The climax came when we did the station blackout malfunction. The room went black as the overhead lights went out. The horns sounded, (I had released the button). Hundreds of green lights suddenly became red illuminating the faces in the room the color of fresh blood. A woman screamed. Everyone else gasped. This was the birth moment of our industry.

After a few seconds, the lights came back on when the simulator had faithfully started the diesel and began restoring loads. When the recirc pumps started, the simulator did just as we had programmed, and beautifully dimmed the room lights simulating low voltage. We were especially proud of this, because controlling fluorescent lights with a computer was a neat trick. The spice was provided by a Commonwealth Edison VP in the back of the room. His angry voice protested, "We have adequate house power. Our lights don't dim!"

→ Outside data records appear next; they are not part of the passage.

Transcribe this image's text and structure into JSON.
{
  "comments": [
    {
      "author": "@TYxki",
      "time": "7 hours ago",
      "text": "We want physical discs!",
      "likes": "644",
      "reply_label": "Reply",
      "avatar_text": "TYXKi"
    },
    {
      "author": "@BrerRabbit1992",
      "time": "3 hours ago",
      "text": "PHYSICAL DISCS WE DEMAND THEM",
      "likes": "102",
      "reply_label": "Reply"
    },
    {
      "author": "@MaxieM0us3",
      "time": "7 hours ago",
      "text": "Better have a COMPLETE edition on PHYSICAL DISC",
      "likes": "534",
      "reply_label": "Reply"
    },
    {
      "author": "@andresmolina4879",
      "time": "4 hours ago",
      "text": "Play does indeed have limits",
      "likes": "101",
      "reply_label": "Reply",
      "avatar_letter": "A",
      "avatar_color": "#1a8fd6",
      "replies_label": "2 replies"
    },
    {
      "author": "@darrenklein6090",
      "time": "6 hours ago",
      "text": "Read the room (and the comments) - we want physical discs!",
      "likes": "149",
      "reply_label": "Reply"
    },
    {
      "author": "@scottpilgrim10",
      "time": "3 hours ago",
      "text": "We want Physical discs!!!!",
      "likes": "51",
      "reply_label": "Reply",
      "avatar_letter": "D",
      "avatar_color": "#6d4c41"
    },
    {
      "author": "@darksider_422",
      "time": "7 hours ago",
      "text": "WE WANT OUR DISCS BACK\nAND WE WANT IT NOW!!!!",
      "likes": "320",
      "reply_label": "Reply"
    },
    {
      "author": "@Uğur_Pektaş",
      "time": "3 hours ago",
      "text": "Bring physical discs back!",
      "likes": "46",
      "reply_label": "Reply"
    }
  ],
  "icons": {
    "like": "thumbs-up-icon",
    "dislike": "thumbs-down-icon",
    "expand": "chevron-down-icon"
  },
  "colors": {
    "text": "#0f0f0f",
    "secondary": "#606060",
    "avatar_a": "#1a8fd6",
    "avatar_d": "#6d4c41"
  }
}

The ultimate irony came as I looked over my shoulder. Outside, peeking in the window, were four Dresden operators who were supposedly being trained that morning. It was their training which we were celebrating. There was no room for them to get into the building, so they had boosted themselves up to the window for a peek. This picture of me was taken on that day.

Later in the day, the press retired to the tent for beer and bourbon. I drove back to O`Hare airport and heard the bulletin on the car radio about the assassination of Bobby Kennedy. I should have stayed for the bourbon. The picture below shows me on that day.


The Instructor's Panel

The instructor's control panel was a marvel of human factors engineering. It had a rectangular matrix of buttons. Most buttons had a maintained position, and a local (i.e. not computer controlled) back light to show status.

Each thing the instructor could do had its own dedicated button. Yes, that's right, an individual button for every IC and one for every malfunction. The matrix of buttons served at the same time as a menu, a control device, a monitor of current status, and a limit to how many functions we could simulate. At the bottom of the consoles were a couple of thumb switches used to set the values of external parameters.

Nobody ever asked for training on how to operate the instructor's panel. In Morris, we put it right in the middle of the control room, just a few feet behind the operators. We didn't know about pedagogy, and nobody complained.

The Green Book

While I was doing all these things in Daytona Beach, Doug continued working on documentation back in Schenectady. It was finished about the same time the simulator was delivered.

The result was an enormous book, about 4 inches thick, full of equations, block diagrams, and curves from transient tests. It was obvious to everybody that this was high calorie technology. In combination with its thickness and timeliness, it impressed the hell out of everybody. It was bound in a green leather cover, and it soon became known as "The Green Book." It was marked as strictly proprietary General Electric information.

Nearly a decade later, I had occasion to have contact with a competitor who had delivered some BWR simulators. I was shocked to hear their engineers refer casually to "The Green Book". They were not supposed to have seen it or even heard of it!

My only consolation to having been the victim of industrial espionage was my knowledge that "The Green Book" documented the state of the models eight months before delivery. The changes made and bugs fixed in Daytona Beach during integration were never reported to Schenectady, nor incorporated in "The Green Book". I dreamt, hopefully, of my competitors wasting millions trying to fix bugs that had been fixed before.

Conclusion


A significant point regarding the simulator project never occurred to me until writing this paper. Whose decision was it to authorize so much paid overtime while the project was continuously ahead of schedule? Furthermore, how did the project come in under budget after paying these extra costs for overtime? Maybe the mysterious project manager John, was more Machiavellian than I ever suspected.

In any event, we who earn a living building or owning nuclear power plant training simulators all owe a debt to this pioneering project.